Kubernetes 1.34 - Pod-level resources - simplifying resource management when you have lots of containers

Introduction

Today, I’m going to talk about a new Kubernetes 1.34 feature that went beta: Pod-level resources.

And to illustrate this new feature, I’ll use the example of a pod for which I want to have Guaranteed QoS.

For a while, I was convinced (but I don’t know why… because the doc is clear 🤔) that to get Guaranteed QoS, all containers in the pod had to have limits=requests, but the same for all containers (which is false). And that’s super annoying because sometimes you have a big main app and a tiny sidecar and it doesn’t make sense to give them the same values.

If we reread the doc, what matters for Guaranteed QoS (official doc) is that:

Each container must have cpu.limit = cpu.request
Each container must have memory.limit = memory.request

But the values can be different between containers!

To convince yourself, just test this manifest:

apiVersion: v1
kind: Pod
metadata:
  name: ctrlevel-demo1
  namespace: pod-resources-example
spec:
  containers:
  - name: ctrlevel-demo1-ctr-1
    image: nginx
    resources:
      limits:
        cpu: "0.8"
        memory: "100Mi"
      requests:
        cpu: "0.8"
        memory: "100Mi"
  - name: ctrlevel-demo1-ctr-2
    image: fedora
    resources:
      limits:
        cpu: "0.2"
        memory: "200Mi"
      requests:
        cpu: "0.2"
        memory: "200Mi"
    command:
    - sleep
    - inf

And guess what? QoS Class: Guaranteed.

The first container has 0.8 CPU / 100Mi, the second has 0.2 CPU / 200Mi, and it’s no problem as long as each container individually respects limit=request for cpu and ram.
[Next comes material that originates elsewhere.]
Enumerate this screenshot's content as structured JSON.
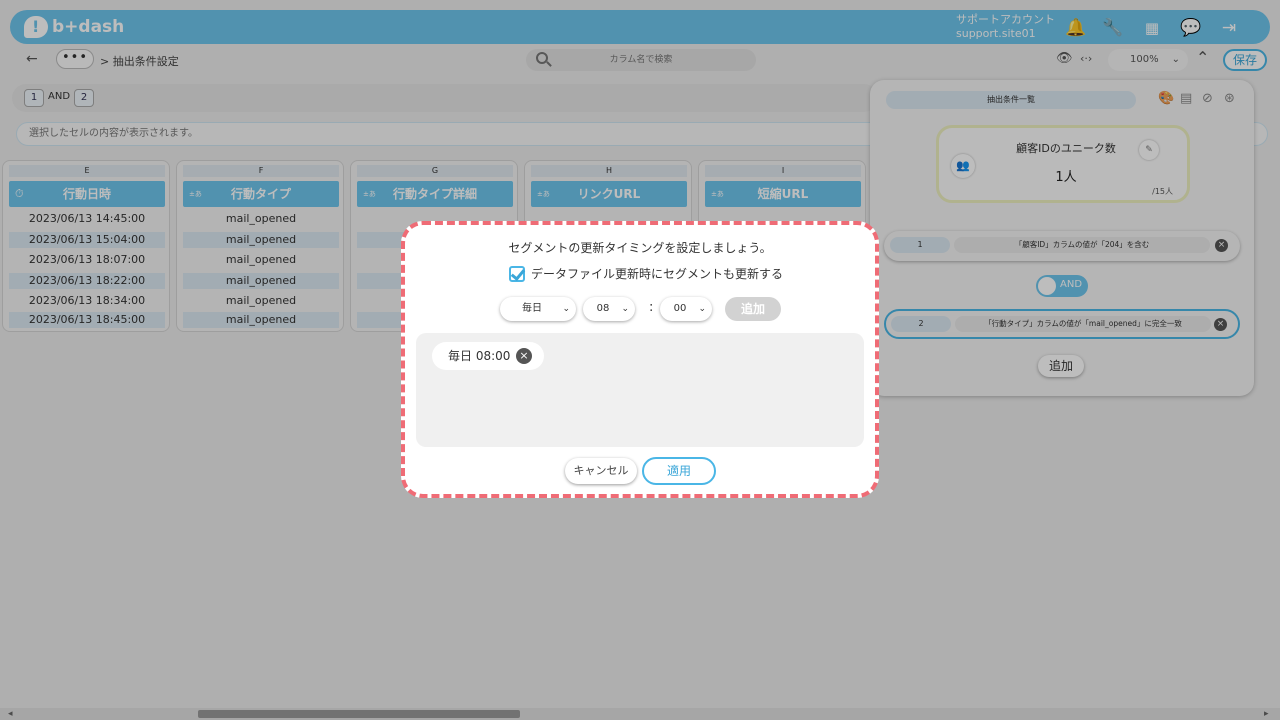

Well. Now that I’ve publicly admitted my mistake (shame shame shame), we’re still going to talk about Pod-level resources, because this feature remains useful.

So, what are Pod-level resources good for?

In some cases, containers (init, sidecar, …) can be very lightweight consumers. Some are also injected on the fly (service mesh, auto instrumentation) in a generalized way. Explicitly specifying limits / requests for these “small” ancillary containers can be tedious, time-consuming, difficult to tune if there are many…

Typical example: we inject a sidecar that just exposes Prometheus metrics. It consumes 10m of CPU and 20Mi of RAM. You could write:

containers:
- name: my-app
  resources:
    limits:
      cpu: "1"
      memory: "100Mi"
    requests:
      cpu: "1"
      memory: "100Mi"
- name: metrics-exporter
  resources:
    limits:
      cpu: "10m"
      memory: "20Mi"
    requests:
      cpu: "10m"
      memory: "20Mi"

But frankly, it’s a pain. And if tomorrow the exporter needs a bit more memory in some cases but not all, you have to modify the manifest to increase it everywhere, or handle the exception…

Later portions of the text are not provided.